In his review of the activities at the stock exchange since May 29, the Executive Director, Corporate Finance at BGL Group, Femi Ademola, told THISDAY that “If we use the Nigerian Stock Exchange (NSE) as a representative of the capital market, we may say the performance is tepid since the market suffered a loss of about 20 per cent since May 29, 2015. However, it is worthy of note that total trading on the market from May 29 to date amounted to about N420 billion, only a little lower than N425 billion recorded in the earlier part of the year.

“Trading at the OTC market also improved over the period with the NASD Plc recording an increase in trading activities from N1.64 billion from January to May 29 to N50.60 billion in December.
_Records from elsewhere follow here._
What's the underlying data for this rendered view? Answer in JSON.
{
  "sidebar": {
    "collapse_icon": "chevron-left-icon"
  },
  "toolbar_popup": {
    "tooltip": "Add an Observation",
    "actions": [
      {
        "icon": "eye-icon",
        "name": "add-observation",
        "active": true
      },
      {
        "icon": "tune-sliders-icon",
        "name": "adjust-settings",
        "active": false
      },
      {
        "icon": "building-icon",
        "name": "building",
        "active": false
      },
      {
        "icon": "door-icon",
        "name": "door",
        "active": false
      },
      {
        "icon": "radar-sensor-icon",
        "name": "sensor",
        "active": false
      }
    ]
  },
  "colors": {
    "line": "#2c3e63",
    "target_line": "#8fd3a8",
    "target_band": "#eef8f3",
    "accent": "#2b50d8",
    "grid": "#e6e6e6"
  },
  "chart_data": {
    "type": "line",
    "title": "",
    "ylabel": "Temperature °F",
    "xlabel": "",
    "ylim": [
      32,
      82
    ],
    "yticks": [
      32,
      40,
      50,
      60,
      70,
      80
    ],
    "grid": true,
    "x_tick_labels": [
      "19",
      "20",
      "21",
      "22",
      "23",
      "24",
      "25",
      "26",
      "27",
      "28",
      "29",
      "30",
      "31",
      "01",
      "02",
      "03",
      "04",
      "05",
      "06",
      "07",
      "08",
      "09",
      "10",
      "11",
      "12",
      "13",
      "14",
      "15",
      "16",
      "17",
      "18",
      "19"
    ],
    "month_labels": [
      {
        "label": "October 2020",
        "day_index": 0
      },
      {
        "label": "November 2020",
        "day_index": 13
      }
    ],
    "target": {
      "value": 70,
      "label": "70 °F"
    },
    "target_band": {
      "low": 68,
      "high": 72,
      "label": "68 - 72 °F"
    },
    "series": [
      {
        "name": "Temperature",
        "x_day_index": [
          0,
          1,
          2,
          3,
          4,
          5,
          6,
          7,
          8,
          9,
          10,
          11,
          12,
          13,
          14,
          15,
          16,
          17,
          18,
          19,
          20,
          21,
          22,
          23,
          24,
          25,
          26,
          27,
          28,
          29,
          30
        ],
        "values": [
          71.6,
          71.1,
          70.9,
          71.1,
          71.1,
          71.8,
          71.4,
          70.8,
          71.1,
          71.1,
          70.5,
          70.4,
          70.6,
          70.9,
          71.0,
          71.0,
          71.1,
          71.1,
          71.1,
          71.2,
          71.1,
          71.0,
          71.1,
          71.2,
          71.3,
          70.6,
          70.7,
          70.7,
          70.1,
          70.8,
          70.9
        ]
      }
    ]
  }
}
In addition, the FMDQ also reported a significant increase in transactions in the second half of 2015. However, since the NSE is the most popular of the markets, it tends to be the barometer of the capital market activities, and rightly so; activities on the capital market have suffered a lull in the most part of the year 2015, especially in the second half,” Ademola argued.

Analysts at Eczellon Capital also agreed that the capital market has largely been volatile post May 29, 2015 with the bears dominating most trading sessions at the NSE.
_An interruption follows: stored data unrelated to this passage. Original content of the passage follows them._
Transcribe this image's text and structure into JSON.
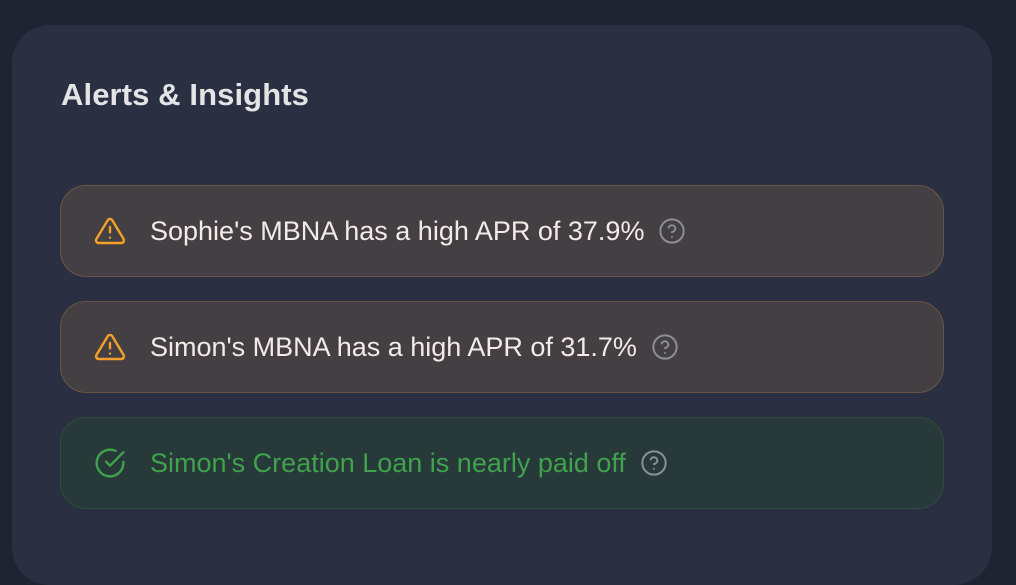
{
  "card": {
    "title": "Alerts & Insights"
  },
  "alerts": [
    {
      "type": "warning",
      "icon": "warning-triangle-icon",
      "text": "Sophie's MBNA has a high APR of 37.9%"
    },
    {
      "type": "warning",
      "icon": "warning-triangle-icon",
      "text": "Simon's MBNA has a high APR of 31.7%"
    },
    {
      "type": "success",
      "icon": "check-circle-icon",
      "text": "Simon's Creation Loan is nearly paid off"
    }
  ],
  "colors": {
    "warning_accent": "#f5a02a",
    "success_accent": "#3fa24c",
    "help_icon": "#8b8f97"
  }
}
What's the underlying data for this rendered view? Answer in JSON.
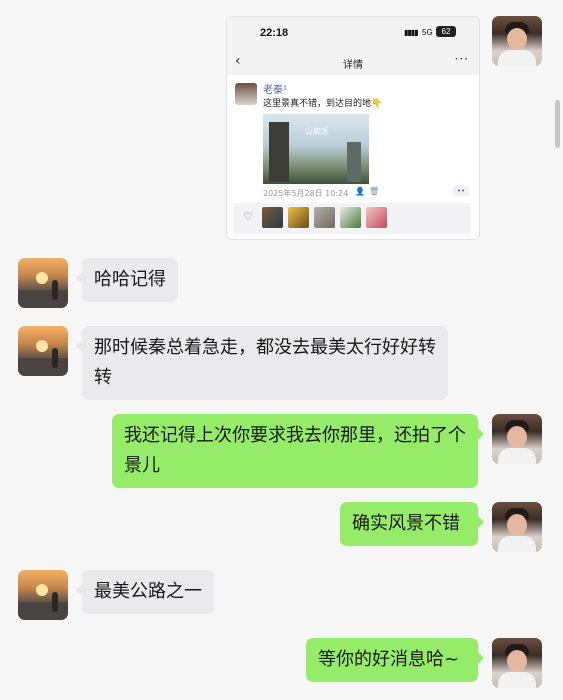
{
  "shared_screenshot": {
    "status_time": "22:18",
    "status_network": "5G",
    "status_battery": "62",
    "nav_back": "‹",
    "nav_title": "详情",
    "nav_more": "···",
    "post_author": "老秦¹",
    "post_text": "这里景真不错，到达目的地👇",
    "photo_caption": "山和乐",
    "post_timestamp": "2025年5月28日 10:24",
    "heart_icon": "♡"
  },
  "messages": [
    {
      "side": "left",
      "text": "哈哈记得"
    },
    {
      "side": "left",
      "text": "那时候秦总着急走，都没去最美太行好好转转"
    },
    {
      "side": "right",
      "text": "我还记得上次你要求我去你那里，还拍了个景儿"
    },
    {
      "side": "right",
      "text": "确实风景不错"
    },
    {
      "side": "left",
      "text": "最美公路之一"
    },
    {
      "side": "right",
      "text": "等你的好消息哈~"
    }
  ],
  "colors": {
    "incoming_bubble": "#eaeaec",
    "outgoing_bubble": "#95ec69",
    "background": "#f6f6f7",
    "link_blue": "#576b95"
  }
}
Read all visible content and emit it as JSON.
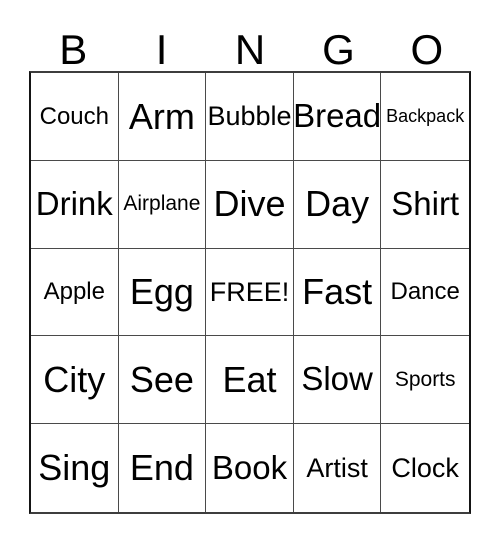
{
  "card": {
    "header_letters": [
      "B",
      "I",
      "N",
      "G",
      "O"
    ],
    "free_space_label": "FREE!",
    "border_color": "#151515",
    "grid_line_color": "#4a4a4a",
    "text_color": "#000000",
    "background_color": "#ffffff",
    "rows": [
      [
        {
          "label": "Couch",
          "size": "sm"
        },
        {
          "label": "Arm",
          "size": "xl"
        },
        {
          "label": "Bubble",
          "size": "md"
        },
        {
          "label": "Bread",
          "size": "lg"
        },
        {
          "label": "Backpack",
          "size": "xxs"
        }
      ],
      [
        {
          "label": "Drink",
          "size": "lg"
        },
        {
          "label": "Airplane",
          "size": "xs"
        },
        {
          "label": "Dive",
          "size": "xl"
        },
        {
          "label": "Day",
          "size": "xl"
        },
        {
          "label": "Shirt",
          "size": "lg"
        }
      ],
      [
        {
          "label": "Apple",
          "size": "sm"
        },
        {
          "label": "Egg",
          "size": "xl"
        },
        {
          "label": "FREE!",
          "size": "md"
        },
        {
          "label": "Fast",
          "size": "xl"
        },
        {
          "label": "Dance",
          "size": "sm"
        }
      ],
      [
        {
          "label": "City",
          "size": "xl"
        },
        {
          "label": "See",
          "size": "xl"
        },
        {
          "label": "Eat",
          "size": "xl"
        },
        {
          "label": "Slow",
          "size": "lg"
        },
        {
          "label": "Sports",
          "size": "xs"
        }
      ],
      [
        {
          "label": "Sing",
          "size": "xl"
        },
        {
          "label": "End",
          "size": "xl"
        },
        {
          "label": "Book",
          "size": "lg"
        },
        {
          "label": "Artist",
          "size": "md"
        },
        {
          "label": "Clock",
          "size": "md"
        }
      ]
    ]
  }
}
A document from the company’s Research Department which was obtained by THISDAY stated that “Since the inauguration of the new government on the 29th of May, the All Share Index (ASI) of the equities market has shrunk by c.22.0 per cent, while yield on the FGN 2030 bond has declined as well from 15.5 per cent in May to c.10.9per cent as at December 9, 2015.

“The level of foreign portfolio investment into the country has decreased from N38.0bn in May to N25.6bn as at October 2015. This trend could be tied to the level of uncertainty concerning the nation’s FX environment in the midst of declining oil prices in the international oil market. As you are aware, the glut in the crude oil market is not abating and OPEC is not willing to cut back output anytime soon. This implies that the nation’s foreign exchange earnings would continue to be weak as oil is the nation’s key export commodity. Thus, the naira is expected to remain under-pressure coupled with the unwillingness of the CBN to release its hold on the currency (naira).
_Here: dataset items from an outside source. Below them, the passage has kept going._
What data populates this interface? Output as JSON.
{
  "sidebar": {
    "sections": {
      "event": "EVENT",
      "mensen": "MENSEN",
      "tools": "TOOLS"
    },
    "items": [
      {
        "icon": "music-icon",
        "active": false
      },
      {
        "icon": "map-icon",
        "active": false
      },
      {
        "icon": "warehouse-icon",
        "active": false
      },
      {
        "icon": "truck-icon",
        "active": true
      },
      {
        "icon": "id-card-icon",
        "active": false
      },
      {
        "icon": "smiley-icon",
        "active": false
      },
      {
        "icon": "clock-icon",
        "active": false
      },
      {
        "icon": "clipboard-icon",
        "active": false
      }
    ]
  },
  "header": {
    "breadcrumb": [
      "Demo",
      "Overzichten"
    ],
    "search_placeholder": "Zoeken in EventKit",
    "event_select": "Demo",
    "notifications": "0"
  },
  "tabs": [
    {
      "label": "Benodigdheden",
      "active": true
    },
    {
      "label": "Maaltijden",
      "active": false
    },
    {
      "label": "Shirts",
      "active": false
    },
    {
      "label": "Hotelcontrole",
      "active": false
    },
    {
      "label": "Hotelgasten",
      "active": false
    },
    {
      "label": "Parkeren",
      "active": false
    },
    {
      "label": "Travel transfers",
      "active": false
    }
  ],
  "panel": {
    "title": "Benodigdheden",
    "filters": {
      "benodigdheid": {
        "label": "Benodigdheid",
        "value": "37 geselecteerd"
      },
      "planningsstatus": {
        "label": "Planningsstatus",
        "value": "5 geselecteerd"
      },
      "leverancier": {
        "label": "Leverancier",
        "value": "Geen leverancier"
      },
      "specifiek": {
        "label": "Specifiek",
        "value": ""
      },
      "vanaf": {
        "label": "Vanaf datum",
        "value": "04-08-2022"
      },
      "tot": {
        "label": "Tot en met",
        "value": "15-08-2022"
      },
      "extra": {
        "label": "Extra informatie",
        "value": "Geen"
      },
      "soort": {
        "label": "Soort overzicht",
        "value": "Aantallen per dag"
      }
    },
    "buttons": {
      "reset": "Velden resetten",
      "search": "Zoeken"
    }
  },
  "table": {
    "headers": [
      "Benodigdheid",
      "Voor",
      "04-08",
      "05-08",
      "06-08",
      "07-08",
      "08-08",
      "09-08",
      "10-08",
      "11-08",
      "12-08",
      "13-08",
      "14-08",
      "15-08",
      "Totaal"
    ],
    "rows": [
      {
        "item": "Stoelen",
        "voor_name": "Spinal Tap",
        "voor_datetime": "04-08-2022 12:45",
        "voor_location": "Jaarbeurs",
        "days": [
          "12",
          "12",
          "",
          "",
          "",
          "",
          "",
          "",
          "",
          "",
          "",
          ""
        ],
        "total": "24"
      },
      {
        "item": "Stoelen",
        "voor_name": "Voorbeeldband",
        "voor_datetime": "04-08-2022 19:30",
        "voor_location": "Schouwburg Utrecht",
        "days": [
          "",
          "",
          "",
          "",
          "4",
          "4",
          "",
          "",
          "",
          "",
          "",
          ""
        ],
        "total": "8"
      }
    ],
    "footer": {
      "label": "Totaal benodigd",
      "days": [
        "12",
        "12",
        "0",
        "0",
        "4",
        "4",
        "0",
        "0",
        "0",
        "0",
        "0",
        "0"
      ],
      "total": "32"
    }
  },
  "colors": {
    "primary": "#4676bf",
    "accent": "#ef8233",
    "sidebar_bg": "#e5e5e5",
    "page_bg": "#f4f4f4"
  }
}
Meanwhile, while market watchers agreed that there has been a noticeable flight of foreign portfolio investment (FPIs) as the major highlight, opinions slightly differed as to the causes. While some ascribed it to largely domestic factors particularly the handling of the macro-economy including the forex regime in place, others insisted the causes go beyond domestic factors particularly the prevalent monetary policy of the Central Bank of Nigeria (CBN).

Analysts at Eczellon Capitals in the document further contended that “The lackluster performance of the All Share Index (ASI) could be tied to the high level of uncertainty in the nation’s macro-economic space occasioned by the delay in the composition of the Federal Executive Committee (FEC) and CBN’s (Central Bank of Nigeria) tough stance on the naira. Thus, investors are a bit skeptical of how the government wants to pilot the affairs of the economy in the face of declining oil revenues as well as the foreign exchange risk inherent in investing in the capital market amidst uncertainty on how long the CBN intends to hold on to the value of the naira.”

“Aside from the foregoing, the significant decrease in FGN yield post May 2015 is primarily on the back of expansionary monetary policy by the CBN since September 2015. In September, the CBN reduced the CRR (Cash Reserve Ratio) from 31.0% to 25.0%, which was slashed further at the last MPC meeting in November to 20.0%. The direct implication of these cuts is the attendant increase in system liquidity in the capital market which pushed bond yields southward as commercial banks channel a significant part of their extra liquidity into acquiring government securities,” the document stated.

Continuing, the document stated further that “It is important to note that price stability (naira stability) as well as a liquid foreign exchange market are key considerations for portfolio investors when making investments. The current condition of the Nigerian FX market does not sufficiently meet the foregoing requirements, which in turn unsettle portfolio investors, thus, the gradual exit of FPIs from the Nigerian market. Aside from the domestic challenges, the heightened expectation that the US Federal Reserve would commence interest rate hike this December could also be a factor as investors gradually take position by moving capital to a more safer and stable haven,” the document stated.

Ademola explained that the challenges being experienced by the economies of countries like China and Russia was impacting the global economy even as the effects are most felt in emerging and frontier economies including Nigeria.